All the definitions of this I have, by now, found are very vague.

Is there something I can read that is concise and to the point without using a lot of jargon?

I think that the jargon could be a problem in my case. I am quite dumb but I wanna learn it so any help and pointers are welcome.

CodePudding user response:

An assert statement is essentially an if statement that will print an error (and, sometimes, stop the program) if the condition is false. If the condition is true, it will do nothing.

Assertions are normally used in software testing. You use them to check that a program behaves in a way that you expect it to. In other words, they will sound an alarm when a program violates an assumption that the programmer wanted to check.

However, there's nothing preventing you from leaving assertions in your production code too. This can sometimes be beneficial, especially in cases where you cannot easily simulate the program with a test - for example because you don't have the real data to test it with.

In such cases you typically want failed assertions just to print a message to a log file. After having your program run for a while, you check the log file and if everything is OK, there should be no messages about failed assertions.

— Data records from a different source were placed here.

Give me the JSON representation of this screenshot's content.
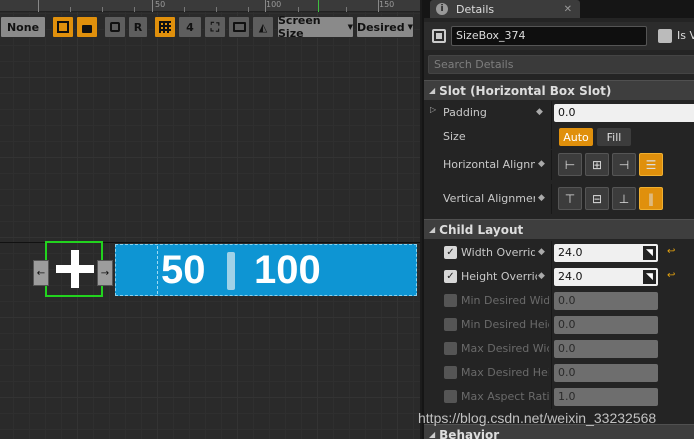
{
  "ruler": {
    "labels": [
      "50",
      "100",
      "150"
    ]
  },
  "toolbar": {
    "anchor_label": "None",
    "r_label": "R",
    "grid_value": "4",
    "screen_size_label": "Screen Size",
    "desired_label": "Desired"
  },
  "canvas": {
    "left_handle": "←",
    "right_handle": "→",
    "value_left": "50",
    "value_right": "100"
  },
  "details": {
    "tab_label": "Details",
    "widget_name": "SizeBox_374",
    "is_variable_label": "Is Va",
    "search_placeholder": "Search Details",
    "slot": {
      "title": "Slot (Horizontal Box Slot)",
      "padding_label": "Padding",
      "padding_value": "0.0",
      "size_label": "Size",
      "size_auto": "Auto",
      "size_fill": "Fill",
      "halign_label": "Horizontal Alignm",
      "valign_label": "Vertical Alignmen"
    },
    "child_layout": {
      "title": "Child Layout",
      "rows": [
        {
          "label": "Width Override",
          "value": "24.0",
          "enabled": true
        },
        {
          "label": "Height Override",
          "value": "24.0",
          "enabled": true
        },
        {
          "label": "Min Desired Width",
          "value": "0.0",
          "enabled": false
        },
        {
          "label": "Min Desired Height",
          "value": "0.0",
          "enabled": false
        },
        {
          "label": "Max Desired Width",
          "value": "0.0",
          "enabled": false
        },
        {
          "label": "Max Desired Height",
          "value": "0.0",
          "enabled": false
        },
        {
          "label": "Max Aspect Ratio",
          "value": "1.0",
          "enabled": false
        }
      ]
    },
    "behavior_title": "Behavior"
  },
  "watermark": "https://blog.csdn.net/weixin_33232568",
  "colors": {
    "accent": "#e0900c",
    "selection": "#22d31e",
    "bar": "#0e95d3"
  }
}
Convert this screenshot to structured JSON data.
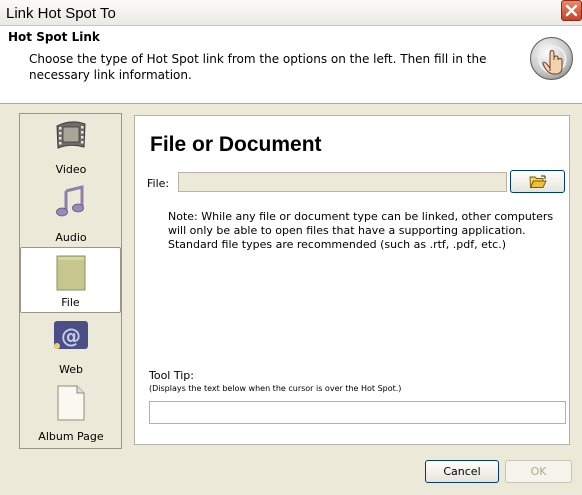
{
  "window": {
    "title": "Link Hot Spot To"
  },
  "header": {
    "title": "Hot Spot Link",
    "description": "Choose the type of Hot Spot link from the options on the left. Then fill in the necessary link information."
  },
  "sidebar": {
    "items": [
      {
        "label": "Video",
        "icon": "video-icon"
      },
      {
        "label": "Audio",
        "icon": "audio-icon"
      },
      {
        "label": "File",
        "icon": "file-icon",
        "selected": true
      },
      {
        "label": "Web",
        "icon": "web-icon"
      },
      {
        "label": "Album Page",
        "icon": "album-page-icon"
      }
    ]
  },
  "panel": {
    "title": "File or Document",
    "file_label": "File:",
    "file_value": "",
    "note": "Note: While any file or document type can be linked, other computers will only be able to open files that have a supporting application. Standard file types are recommended (such as .rtf, .pdf, etc.)",
    "tooltip_label": "Tool Tip:",
    "tooltip_hint": "(Displays the text below when the cursor is over the Hot Spot.)",
    "tooltip_value": ""
  },
  "buttons": {
    "cancel": "Cancel",
    "ok": "OK"
  },
  "colors": {
    "accent": "#003c74",
    "close": "#c7422a"
  }
}
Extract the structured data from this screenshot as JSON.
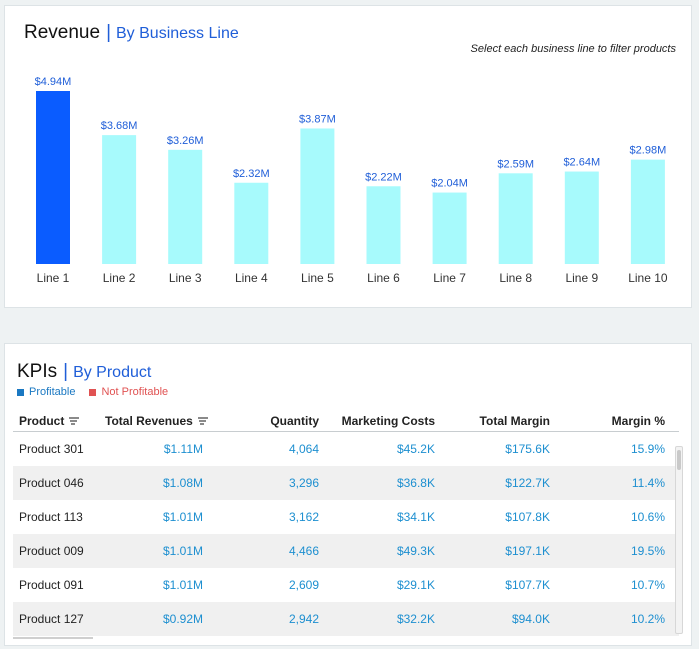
{
  "revenue": {
    "title": "Revenue",
    "separator": "|",
    "subtitle": "By Business Line",
    "hint": "Select each business line to filter products"
  },
  "chart_data": {
    "type": "bar",
    "categories": [
      "Line 1",
      "Line 2",
      "Line 3",
      "Line 4",
      "Line 5",
      "Line 6",
      "Line 7",
      "Line 8",
      "Line 9",
      "Line 10"
    ],
    "values": [
      4.94,
      3.68,
      3.26,
      2.32,
      3.87,
      2.22,
      2.04,
      2.59,
      2.64,
      2.98
    ],
    "data_labels": [
      "$4.94M",
      "$3.68M",
      "$3.26M",
      "$2.32M",
      "$3.87M",
      "$2.22M",
      "$2.04M",
      "$2.59M",
      "$2.64M",
      "$2.98M"
    ],
    "unit": "$M",
    "ylim": [
      0,
      4.94
    ],
    "selected_index": 0,
    "colors": {
      "selected": "#0a5cff",
      "default": "#a7fafc",
      "label": "#1f5ed8"
    },
    "grid": false
  },
  "kpis": {
    "title": "KPIs",
    "separator": "|",
    "subtitle": "By Product",
    "legend": [
      {
        "label": "Profitable",
        "color": "#1a78c2"
      },
      {
        "label": "Not Profitable",
        "color": "#e05252"
      }
    ],
    "columns": [
      "Product",
      "Total Revenues",
      "Quantity",
      "Marketing Costs",
      "Total Margin",
      "Margin %"
    ],
    "rows": [
      [
        "Product 301",
        "$1.11M",
        "4,064",
        "$45.2K",
        "$175.6K",
        "15.9%"
      ],
      [
        "Product 046",
        "$1.08M",
        "3,296",
        "$36.8K",
        "$122.7K",
        "11.4%"
      ],
      [
        "Product 113",
        "$1.01M",
        "3,162",
        "$34.1K",
        "$107.8K",
        "10.6%"
      ],
      [
        "Product 009",
        "$1.01M",
        "4,466",
        "$49.3K",
        "$197.1K",
        "19.5%"
      ],
      [
        "Product 091",
        "$1.01M",
        "2,609",
        "$29.1K",
        "$107.7K",
        "10.7%"
      ],
      [
        "Product 127",
        "$0.92M",
        "2,942",
        "$32.2K",
        "$94.0K",
        "10.2%"
      ]
    ],
    "sort_icon": "sort-icon"
  }
}
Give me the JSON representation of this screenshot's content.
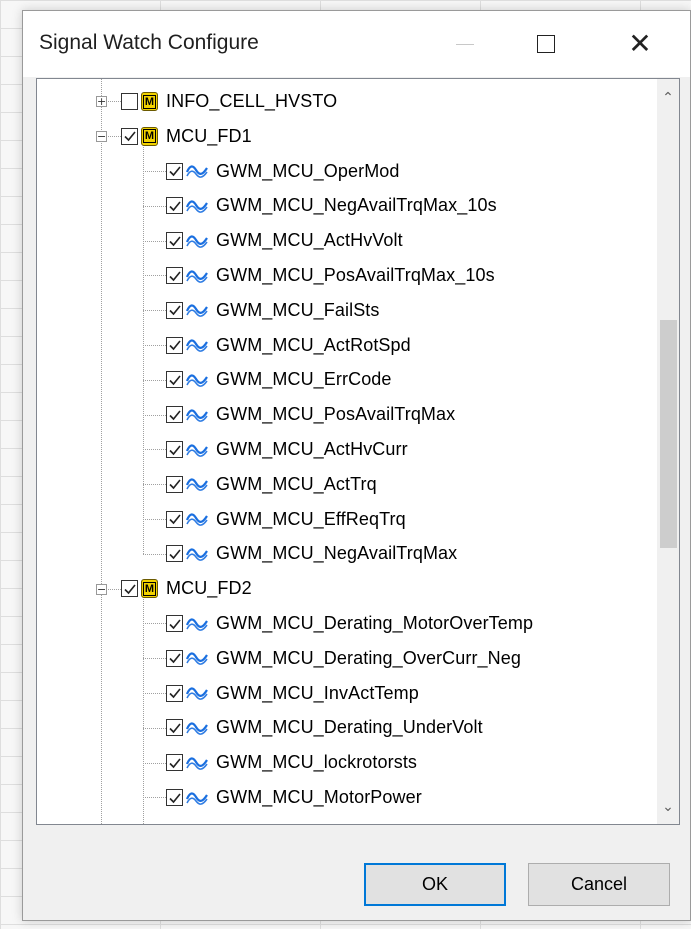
{
  "window": {
    "title": "Signal Watch Configure",
    "min_symbol": "—",
    "close_symbol": "✕"
  },
  "tree": {
    "nodes": [
      {
        "type": "group",
        "label": "INFO_CELL_HVSTO",
        "checked": false,
        "expanded": false
      },
      {
        "type": "group",
        "label": "MCU_FD1",
        "checked": true,
        "expanded": true
      },
      {
        "type": "signal",
        "label": "GWM_MCU_OperMod",
        "checked": true
      },
      {
        "type": "signal",
        "label": "GWM_MCU_NegAvailTrqMax_10s",
        "checked": true
      },
      {
        "type": "signal",
        "label": "GWM_MCU_ActHvVolt",
        "checked": true
      },
      {
        "type": "signal",
        "label": "GWM_MCU_PosAvailTrqMax_10s",
        "checked": true
      },
      {
        "type": "signal",
        "label": "GWM_MCU_FailSts",
        "checked": true
      },
      {
        "type": "signal",
        "label": "GWM_MCU_ActRotSpd",
        "checked": true
      },
      {
        "type": "signal",
        "label": "GWM_MCU_ErrCode",
        "checked": true
      },
      {
        "type": "signal",
        "label": "GWM_MCU_PosAvailTrqMax",
        "checked": true
      },
      {
        "type": "signal",
        "label": "GWM_MCU_ActHvCurr",
        "checked": true
      },
      {
        "type": "signal",
        "label": "GWM_MCU_ActTrq",
        "checked": true
      },
      {
        "type": "signal",
        "label": "GWM_MCU_EffReqTrq",
        "checked": true
      },
      {
        "type": "signal",
        "label": "GWM_MCU_NegAvailTrqMax",
        "checked": true
      },
      {
        "type": "group",
        "label": "MCU_FD2",
        "checked": true,
        "expanded": true
      },
      {
        "type": "signal",
        "label": "GWM_MCU_Derating_MotorOverTemp",
        "checked": true
      },
      {
        "type": "signal",
        "label": "GWM_MCU_Derating_OverCurr_Neg",
        "checked": true
      },
      {
        "type": "signal",
        "label": "GWM_MCU_InvActTemp",
        "checked": true
      },
      {
        "type": "signal",
        "label": "GWM_MCU_Derating_UnderVolt",
        "checked": true
      },
      {
        "type": "signal",
        "label": "GWM_MCU_lockrotorsts",
        "checked": true
      },
      {
        "type": "signal",
        "label": "GWM_MCU_MotorPower",
        "checked": true
      }
    ],
    "group_icon_letter": "M",
    "scroll_up_symbol": "⌃",
    "scroll_down_symbol": "⌄",
    "scroll_position": 0.46,
    "colors": {
      "wave": "#1a6fe0",
      "group_icon": "#f2d200",
      "ok_border": "#0078d7"
    }
  },
  "buttons": {
    "ok_label": "OK",
    "cancel_label": "Cancel"
  }
}
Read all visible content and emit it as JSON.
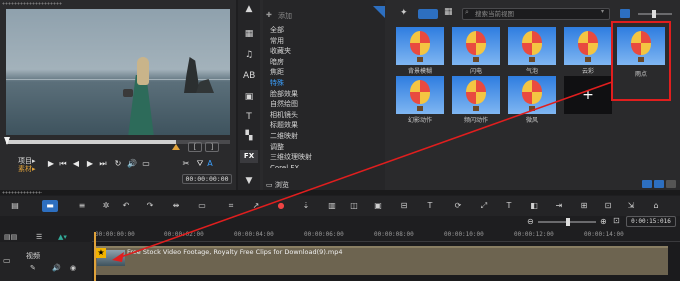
{
  "preview": {
    "mode_project": "项目▸",
    "mode_clip": "素材▸",
    "timecode": "00:00:00:00",
    "in_mark": "[",
    "out_mark": "]",
    "volume_label": "A"
  },
  "library": {
    "add_label": "添加",
    "search_placeholder": "搜索当前视图",
    "categories": [
      "全部",
      "常用",
      "收藏夹",
      "暗房",
      "焦距",
      "特殊",
      "脸部效果",
      "自然绘图",
      "相机镜头",
      "标题效果",
      "二维映射",
      "调整",
      "三维纹理映射",
      "Corel FX"
    ],
    "active_category_index": 5,
    "browse_label": "浏览",
    "thumbnails": [
      {
        "label": "背景模糊"
      },
      {
        "label": "闪电"
      },
      {
        "label": "气泡"
      },
      {
        "label": "云彩"
      },
      {
        "label": "雨点"
      },
      {
        "label": "幻影动作"
      },
      {
        "label": "频闪动作"
      },
      {
        "label": "微风"
      }
    ],
    "highlight_color": "#e01e1e",
    "accent_color": "#2d6fc0"
  },
  "timeline": {
    "timecode": "0:00:15:016",
    "ruler": [
      "00:00:00:00",
      "00:00:02:00",
      "00:00:04:00",
      "00:00:06:00",
      "00:00:08:00",
      "00:00:10:00",
      "00:00:12:00",
      "00:00:14:00"
    ],
    "track_name": "视频",
    "clip_title": "Free Stock Video Footage, Royalty Free Clips for Download(9).mp4",
    "playhead_color": "#e0a23a"
  }
}
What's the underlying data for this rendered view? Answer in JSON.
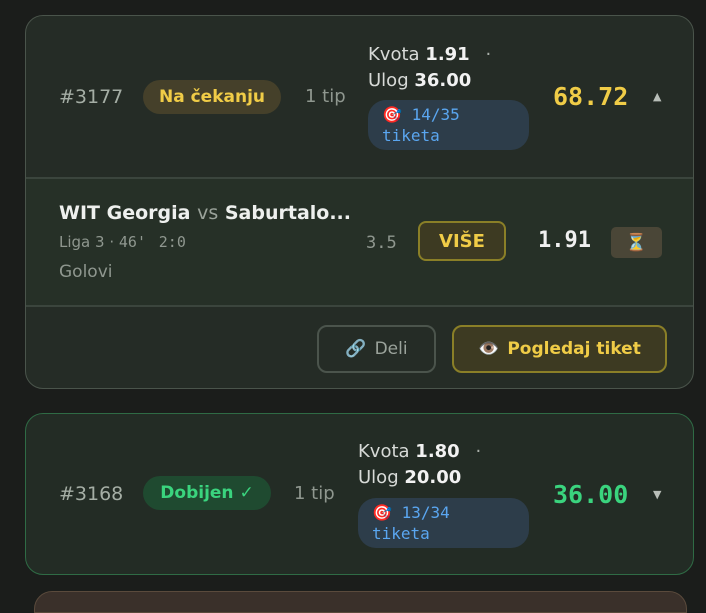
{
  "tickets": [
    {
      "id": "#3177",
      "status": "Na čekanju",
      "tips": "1 tip",
      "kvota_label": "Kvota",
      "kvota": "1.91",
      "ulog_label": "Ulog",
      "ulog": "36.00",
      "separator": "·",
      "progress_icon": "🎯",
      "progress_count": "14/35",
      "progress_label": "tiketa",
      "payout": "68.72",
      "payout_color": "#f0cc47",
      "expanded": true,
      "arrow": "▲",
      "selection": {
        "home": "WIT Georgia",
        "vs": "vs",
        "away": "Saburtalo...",
        "league": "Liga 3",
        "minute": "46'",
        "score": "2:0",
        "market": "Golovi",
        "line": "3.5",
        "pick": "VIŠE",
        "odd": "1.91",
        "state_icon": "⏳"
      },
      "actions": {
        "share_icon": "🔗",
        "share_label": "Deli",
        "view_icon": "👁️",
        "view_label": "Pogledaj tiket"
      }
    },
    {
      "id": "#3168",
      "status": "Dobijen ✓",
      "tips": "1 tip",
      "kvota_label": "Kvota",
      "kvota": "1.80",
      "ulog_label": "Ulog",
      "ulog": "20.00",
      "separator": "·",
      "progress_icon": "🎯",
      "progress_count": "13/34",
      "progress_label": "tiketa",
      "payout": "36.00",
      "payout_color": "#3ad47e",
      "expanded": false,
      "arrow": "▼"
    }
  ]
}
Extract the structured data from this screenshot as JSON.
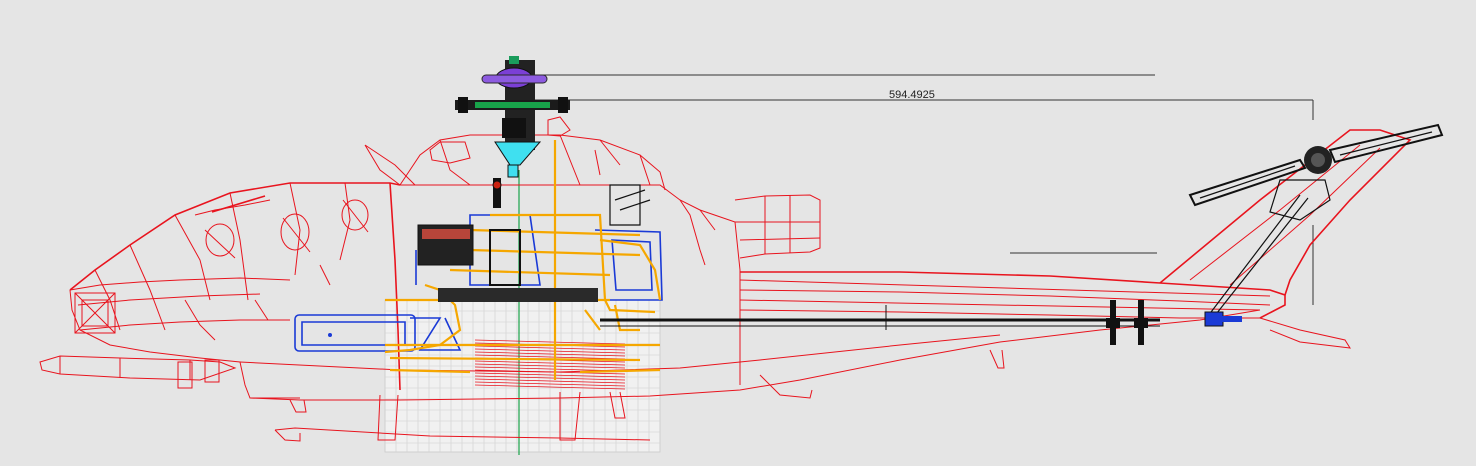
{
  "drawing": {
    "dimension_label": "594.4925",
    "colors": {
      "background": "#e5e5e5",
      "fuselage_wireframe": "#e8141e",
      "mechanics": "#111111",
      "frame_blue": "#1a3ad6",
      "frame_orange": "#f5a700",
      "rotor_hub_purple": "#7b3fd6",
      "swashplate_cyan": "#3fe0f0",
      "shaft_green": "#18a34a"
    }
  }
}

CodePudding user response:

When you write "imperative code", you tell the computer what to do.

When you write "declarative code", you tell the computer what to produce.

When you write "assertive code", you tell the computer what you expect to be true.

The phrase "assertive code" isn't nearly as common as the other two, and is used in different ways in practice. In an common OO language it usually just refers to using assert expressions to catch bugs. In functional programming (the example you provide), it usually refers to pattern matching and destructuring constructs that imply a particular shape for their inputs. In a language like Prolog, it can refer to a definition of goals that the program must resolve.